B.  La possibilité de refuge intérieur

[13]           Les demandeurs allèguent qu’il était déraisonnable pour la Commission de conclure qu’une possibilité de refuge intérieur existait à Durango, car il n’y avait pas de preuve à l’appui de cette conclusion. Les demandeurs invoquent la décision Barajas c. Le Ministre de la Citoyenneté et de l’Immigration, 2010 CF 21, dans laquelle le juge James Russell a conclu que la Commission avait commis une erreur susceptible de contrôlable en identifiant certaines villes comme des PRI potentielles [traduction] « sans citer aucun élément de preuve qui aurait pu établir que la situation dans ces régions métropolitaines fût qualitativement différente de celle qui caractérise Guadalajara » (paragraphe 72).

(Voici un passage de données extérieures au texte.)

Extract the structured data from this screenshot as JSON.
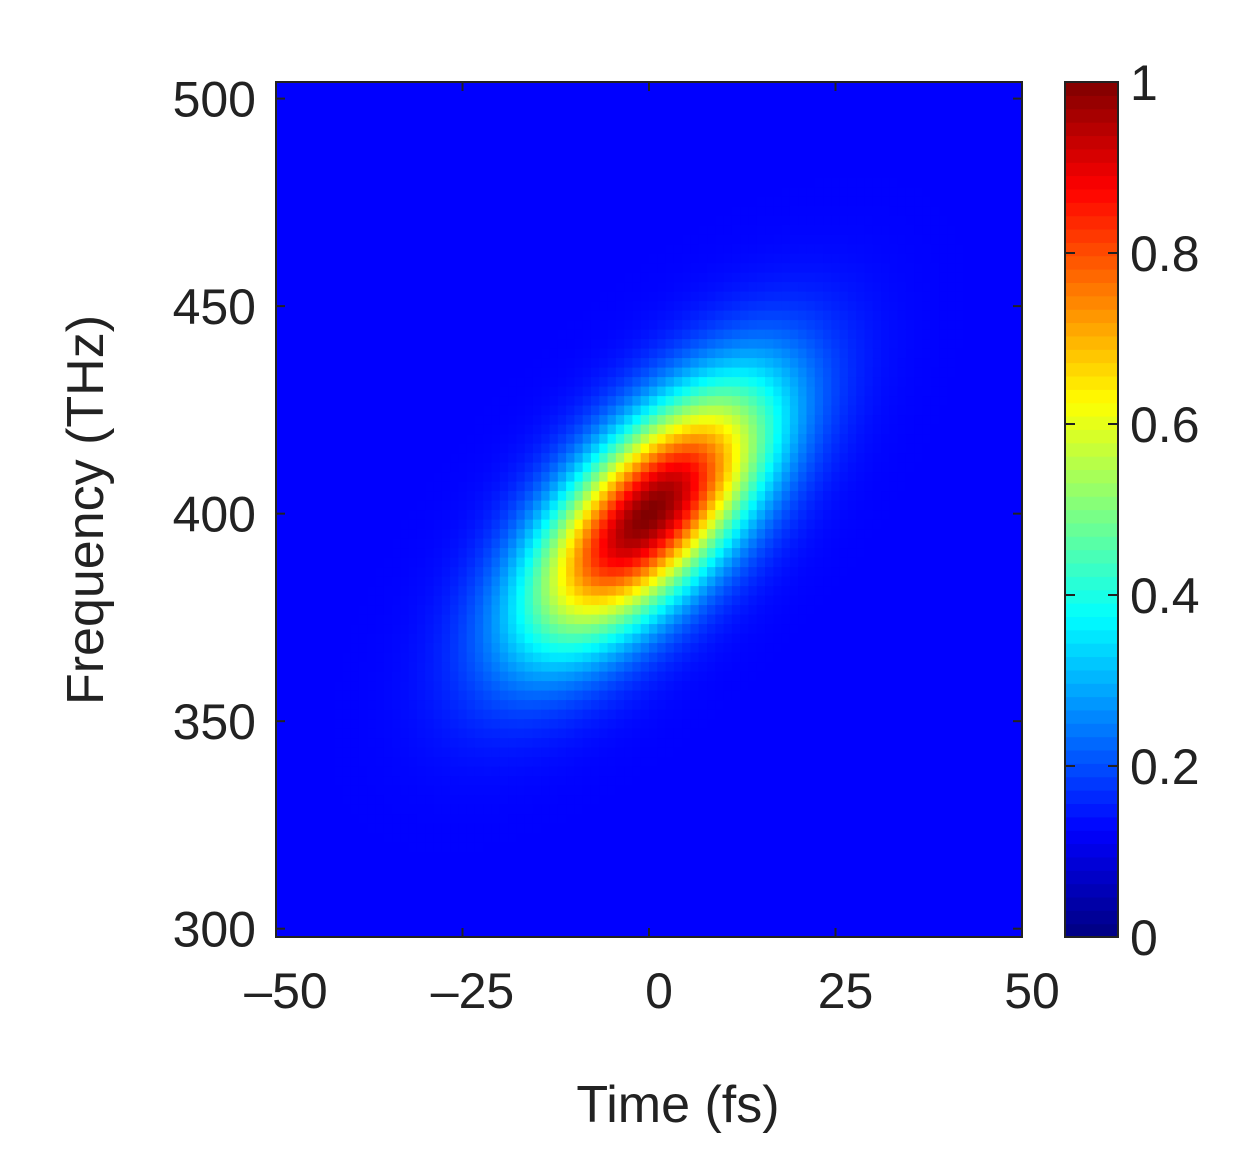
{
  "chart_data": {
    "type": "heatmap",
    "title": "",
    "xlabel": "Time (fs)",
    "ylabel": "Frequency (THz)",
    "xlim": [
      -50,
      50
    ],
    "ylim": [
      298,
      504
    ],
    "xticks": [
      -50,
      -25,
      0,
      25,
      50
    ],
    "xtick_labels": [
      "–50",
      "–25",
      "0",
      "25",
      "50"
    ],
    "yticks": [
      300,
      350,
      400,
      450,
      500
    ],
    "ytick_labels": [
      "300",
      "350",
      "400",
      "450",
      "500"
    ],
    "colormap": "jet",
    "colorbar": {
      "range": [
        0,
        1
      ],
      "ticks": [
        0,
        0.2,
        0.4,
        0.6,
        0.8,
        1
      ],
      "tick_labels": [
        "0",
        "0.2",
        "0.4",
        "0.6",
        "0.8",
        "1"
      ],
      "placement": "right"
    },
    "model": {
      "description": "normalized intensity, tilted 2D Gaussian",
      "center_time_fs": 0,
      "center_frequency_thz": 400,
      "sigma_time_fs": 11,
      "sigma_frequency_thz": 21,
      "correlation": 0.66,
      "peak": 1
    },
    "grid": {
      "nx": 90,
      "ny": 90
    },
    "grid_on": false
  }
}
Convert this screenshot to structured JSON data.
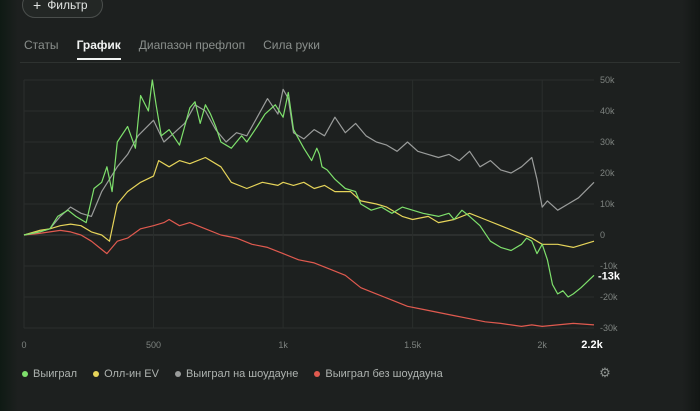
{
  "filter_button": {
    "label": "Фильтр",
    "icon": "plus-icon"
  },
  "tabs": [
    {
      "label": "Статы",
      "active": false
    },
    {
      "label": "График",
      "active": true
    },
    {
      "label": "Диапазон префлоп",
      "active": false
    },
    {
      "label": "Сила руки",
      "active": false
    }
  ],
  "chart_data": {
    "type": "line",
    "title": "",
    "xlabel": "",
    "ylabel": "",
    "xlim": [
      0,
      2200
    ],
    "ylim": [
      -30000,
      50000
    ],
    "x_ticks": [
      0,
      500,
      1000,
      1500,
      2000
    ],
    "x_tick_labels": [
      "0",
      "500",
      "1k",
      "1.5k",
      "2k"
    ],
    "y_ticks": [
      50000,
      40000,
      30000,
      20000,
      10000,
      0,
      -10000,
      -20000,
      -30000
    ],
    "y_tick_labels": [
      "50k",
      "40k",
      "30k",
      "20k",
      "10k",
      "0",
      "-10k",
      "-20k",
      "-30k"
    ],
    "end_x_label": "2.2k",
    "end_y_label": "-13k",
    "grid": true,
    "legend_position": "bottom-left",
    "series": [
      {
        "name": "Выиграл",
        "color": "#7ee06c",
        "x": [
          0,
          60,
          100,
          130,
          170,
          200,
          240,
          270,
          300,
          320,
          340,
          360,
          400,
          430,
          450,
          480,
          495,
          510,
          530,
          560,
          600,
          640,
          660,
          680,
          700,
          720,
          740,
          760,
          800,
          840,
          860,
          900,
          930,
          970,
          1000,
          1020,
          1040,
          1080,
          1110,
          1130,
          1140,
          1150,
          1170,
          1200,
          1240,
          1280,
          1300,
          1340,
          1380,
          1420,
          1460,
          1500,
          1540,
          1600,
          1640,
          1660,
          1690,
          1720,
          1760,
          1800,
          1840,
          1880,
          1920,
          1940,
          1960,
          1980,
          2000,
          2020,
          2040,
          2060,
          2080,
          2100,
          2120,
          2150,
          2200
        ],
        "y": [
          0,
          1000,
          2000,
          6000,
          8000,
          6000,
          4000,
          15000,
          17000,
          22000,
          14000,
          30000,
          35000,
          28000,
          45000,
          40000,
          50000,
          42000,
          32000,
          34000,
          29000,
          41000,
          43000,
          36000,
          42000,
          39000,
          35000,
          30000,
          28000,
          32000,
          30000,
          35000,
          39000,
          42000,
          38000,
          46000,
          34000,
          28000,
          24000,
          28000,
          26000,
          22000,
          21000,
          18000,
          15000,
          14000,
          10000,
          8000,
          9000,
          7000,
          9000,
          8000,
          7000,
          6000,
          7000,
          5000,
          8000,
          6000,
          3000,
          -2000,
          -4000,
          -5000,
          -3000,
          -1000,
          -2000,
          -6000,
          -3000,
          -8000,
          -16000,
          -19000,
          -18000,
          -20000,
          -19000,
          -17000,
          -13000
        ]
      },
      {
        "name": "Олл-ин EV",
        "color": "#e6d45a",
        "x": [
          0,
          60,
          100,
          140,
          180,
          220,
          260,
          300,
          330,
          360,
          400,
          450,
          500,
          520,
          560,
          600,
          640,
          700,
          760,
          800,
          860,
          920,
          980,
          1000,
          1040,
          1080,
          1120,
          1160,
          1200,
          1260,
          1300,
          1360,
          1400,
          1460,
          1500,
          1560,
          1600,
          1660,
          1720,
          1780,
          1840,
          1900,
          1960,
          2000,
          2060,
          2120,
          2200
        ],
        "y": [
          0,
          1500,
          2000,
          3000,
          3500,
          3000,
          1000,
          0,
          -2000,
          10000,
          14000,
          17000,
          19000,
          24000,
          22000,
          24000,
          23000,
          25000,
          22000,
          17000,
          15000,
          17000,
          16000,
          17000,
          16000,
          17000,
          15000,
          16000,
          14000,
          14000,
          11000,
          10000,
          9000,
          6000,
          5000,
          6000,
          4000,
          5000,
          7000,
          5000,
          3000,
          1000,
          -1000,
          -3000,
          -3000,
          -4000,
          -2000
        ]
      },
      {
        "name": "Выиграл на шоудауне",
        "color": "#9a9c9b",
        "x": [
          0,
          60,
          100,
          140,
          180,
          220,
          260,
          300,
          330,
          360,
          400,
          440,
          500,
          540,
          580,
          620,
          660,
          700,
          740,
          780,
          820,
          860,
          900,
          940,
          980,
          1000,
          1020,
          1040,
          1080,
          1120,
          1160,
          1200,
          1240,
          1280,
          1320,
          1360,
          1400,
          1440,
          1480,
          1520,
          1560,
          1600,
          1640,
          1680,
          1720,
          1760,
          1800,
          1840,
          1880,
          1920,
          1960,
          1980,
          2000,
          2020,
          2060,
          2100,
          2140,
          2200
        ],
        "y": [
          0,
          1000,
          2000,
          6000,
          9000,
          7000,
          6000,
          14000,
          18000,
          22000,
          26000,
          32000,
          37000,
          30000,
          33000,
          36000,
          42000,
          40000,
          34000,
          30000,
          33000,
          32000,
          38000,
          44000,
          39000,
          47000,
          44000,
          33000,
          31000,
          34000,
          32000,
          38000,
          33000,
          36000,
          32000,
          30000,
          29000,
          27000,
          30000,
          27000,
          26000,
          25000,
          26000,
          24000,
          27000,
          22000,
          24000,
          21000,
          20000,
          22000,
          25000,
          18000,
          9000,
          11000,
          8000,
          10000,
          12000,
          17000
        ]
      },
      {
        "name": "Выиграл без шоудауна",
        "color": "#e05a4f",
        "x": [
          0,
          60,
          100,
          140,
          180,
          220,
          260,
          290,
          320,
          360,
          400,
          450,
          500,
          540,
          560,
          600,
          640,
          700,
          760,
          820,
          880,
          940,
          1000,
          1060,
          1120,
          1180,
          1240,
          1300,
          1360,
          1420,
          1480,
          1540,
          1600,
          1660,
          1720,
          1780,
          1840,
          1880,
          1920,
          1960,
          2000,
          2060,
          2120,
          2200
        ],
        "y": [
          0,
          500,
          1000,
          1500,
          1000,
          0,
          -2000,
          -4000,
          -6000,
          -2000,
          -1000,
          2000,
          3000,
          4000,
          5000,
          3000,
          4000,
          2000,
          0,
          -1000,
          -3000,
          -4000,
          -6000,
          -8000,
          -9000,
          -11000,
          -13000,
          -17000,
          -19000,
          -21000,
          -23000,
          -24000,
          -25000,
          -26000,
          -27000,
          -28000,
          -28500,
          -29000,
          -29500,
          -29000,
          -29500,
          -29000,
          -28500,
          -29000
        ]
      }
    ]
  }
}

Les demandeurs allèguent aussi que la Commission a démontré un manque de connaissances par rapport aux conditions et au modus operandi des cartels de la drogue au Mexique, lesquels sont, allèguent‑ils, bien connus de la plupart des Mexicains. Les demandeurs semblent objecter que la Commission a fait abstraction des éléments de preuve de corruption et de trafic de drogue à Durango tout en omettant de leur fournir des éléments qui démontreraient qu’ils y seraient en sécurité.

 

[14]           Je note que dans la décision Barajas, précitée, il y avait amplement d’éléments de preuve qui démontraient que le demandeur, qui a été battu plusieurs fois par des agents de police pour avoir dénoncé la corruption policière, a été poursuivi même lorsqu’il était au Canada, et que les membres de sa famille demeurés au Mexique ont continué à être menacés en son absence. Je suis d’avis que les faits en l’espèce se distinguent donc de ceux de l’affaire Barajas.

 

[15]           La norme pour éliminer une PRI est rigoureuse et les demandeurs doivent démontrer des conditions qui mettraient leur sécurité et leur vie en danger, d’après l’arrêt Ranganathan c. Canada (Ministre de la Citoyenneté et de l’Immigration), [2001] 2 C.F. 164 (C.A.). La protection internationale n’est offerte que si le pays d’origine du demandeur ne peut offrir une protection adéquate sur l’ensemble de son territoire, selon l’arrêt Rasaratnam c. Canada (Ministre de l’Emploi et de l’Immigration), [1992] 1 C.F. 706 (C.A.), à la page 711. En l’espèce, la Commission a explicitement reconnu que des problèmes liés au crime et à l’impunité existaient à Durango, mais que cette ville demeurait quand même une PRI viable. Les motifs de la Commission semblent démontrer que celle-ci s’est basée sur le bon sens et la rationalité, étant donné le temps qui s’était écoulé depuis l’incident et l’absence apparente d’intérêt véritable des auteurs du crime envers le demandeur pendant qu’il était encore au Mexique. La Commission n’a fait abstraction d’aucun élément de preuve, mais a plutôt apprécié les craintes des demandeurs, sans toutefois les considérer comme suffisantes pour écarter ses conclusions.

 

[16]           Le défendeur allègue que les demandeurs interprètent mal la décision lorsqu’ils objectent que la Commission n’a pas fourni d’éléments de preuve à l’appui de sa conclusion quant à l’existence d’une PRI. Le défendeur fait référence aux paragraphes 16 à 24 de la décision, qui résument les grandes lignes de la conclusion à laquelle est venue la Commission selon laquelle les agents de persécution ne poursuivraient vraisemblablement pas les demandeurs dans le futur. Je suis d’accord avec le défendeur que c’est cette conclusion qui a amené la Commission à conclure que Durango était une PRI raisonnable, malgré la présence reconnue de trafiquants de drogue et du crime organisé. Je conclus que le raisonnement de la Commission était valable : les demandeurs n’auraient vraisemblablement pas été poursuivis une fois qu’ils auraient quitté Acapulco, et donc il n’y aurait aucun danger pour eux à Durango par suite des incidents en question. Une crainte généralisée des trafiquants de drogue n’est pas une raison suffisante pour conclure qu’il y a persécution au titre de l’article 97.

 

[17]           Je suis d’avis que les demandeurs n’ont pas pu dégager une erreur susceptible de contrôle dans le raisonnement de la Commission à ce sujet, ni quelque élément de preuve que la Commission n’aurait pas pris en compte.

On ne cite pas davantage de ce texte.